Learning from similarity and information extraction from structured documents It is a human tendency to formulate assumptions while analyzing the difficulty of information extraction in documents. We automatically assume it is easier to extract information in the form of named entities from a set of similar documents. Nonetheless, similar-looking documents have a distinct set of problems. The named entities in these document types vary in size, akin to the number of characters, words, height, width, and location. These variations cannot be handled using heuristics or pre-trained language models. When we have exhausted all the modeling options, we look for a new direction.
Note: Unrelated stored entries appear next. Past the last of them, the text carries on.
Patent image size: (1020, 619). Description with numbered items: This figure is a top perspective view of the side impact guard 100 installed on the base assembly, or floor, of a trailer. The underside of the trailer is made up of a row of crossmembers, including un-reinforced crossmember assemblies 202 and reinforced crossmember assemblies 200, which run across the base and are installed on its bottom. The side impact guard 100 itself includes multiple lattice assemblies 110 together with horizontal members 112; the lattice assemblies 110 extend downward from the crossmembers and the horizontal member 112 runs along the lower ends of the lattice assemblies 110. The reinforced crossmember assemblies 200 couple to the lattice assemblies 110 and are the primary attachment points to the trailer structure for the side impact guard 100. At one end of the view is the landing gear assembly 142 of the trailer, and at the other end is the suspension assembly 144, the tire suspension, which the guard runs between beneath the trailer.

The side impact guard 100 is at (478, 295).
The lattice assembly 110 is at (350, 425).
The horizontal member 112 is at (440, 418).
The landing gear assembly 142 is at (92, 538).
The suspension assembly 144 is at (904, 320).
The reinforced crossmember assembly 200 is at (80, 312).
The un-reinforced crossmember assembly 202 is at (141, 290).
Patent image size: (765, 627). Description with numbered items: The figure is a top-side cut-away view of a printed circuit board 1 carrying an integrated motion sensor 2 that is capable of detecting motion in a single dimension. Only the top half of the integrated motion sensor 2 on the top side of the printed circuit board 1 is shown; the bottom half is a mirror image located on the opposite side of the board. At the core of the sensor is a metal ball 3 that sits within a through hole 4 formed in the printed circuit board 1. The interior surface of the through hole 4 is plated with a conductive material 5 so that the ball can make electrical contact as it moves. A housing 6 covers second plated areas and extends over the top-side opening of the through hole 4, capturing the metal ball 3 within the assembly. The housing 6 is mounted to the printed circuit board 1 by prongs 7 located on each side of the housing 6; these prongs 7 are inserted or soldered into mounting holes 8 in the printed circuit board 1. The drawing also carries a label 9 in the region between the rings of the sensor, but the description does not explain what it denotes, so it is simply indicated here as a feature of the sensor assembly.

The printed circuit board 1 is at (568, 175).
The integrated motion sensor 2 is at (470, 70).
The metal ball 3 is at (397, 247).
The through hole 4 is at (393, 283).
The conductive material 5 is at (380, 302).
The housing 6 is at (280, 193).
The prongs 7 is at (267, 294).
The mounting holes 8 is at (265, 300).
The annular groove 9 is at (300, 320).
The method s presented here is an exploration of deep learning techniques to improve the information extraction results [4]. To evaluate the techniques, a dataset with more than 25,000 documents has been compiled, anonymized, and published. It is already known that convolutions, graph convolutions, and self-attention can work together and exploit all the information present in a structured document. Here, we examine various approaches such as siamese networks, concepts of similarity, one-shot learning, and context/memory awareness as deep learning techniques. Information extraction tasks are not a new problem. Information extraction starts with a collection of texts, then transforms these into information that is more readily digested and analyzed. It isolates relevant text fragments, extracts pertinent information from the fragments, and then pieces together the targeted information in a coherent framework [1]. The relevant collection of texts for this study is the content within business documents such as invoices , pro forma invoices, and debit notes.
Example of an invoice and an extraction system together with its output.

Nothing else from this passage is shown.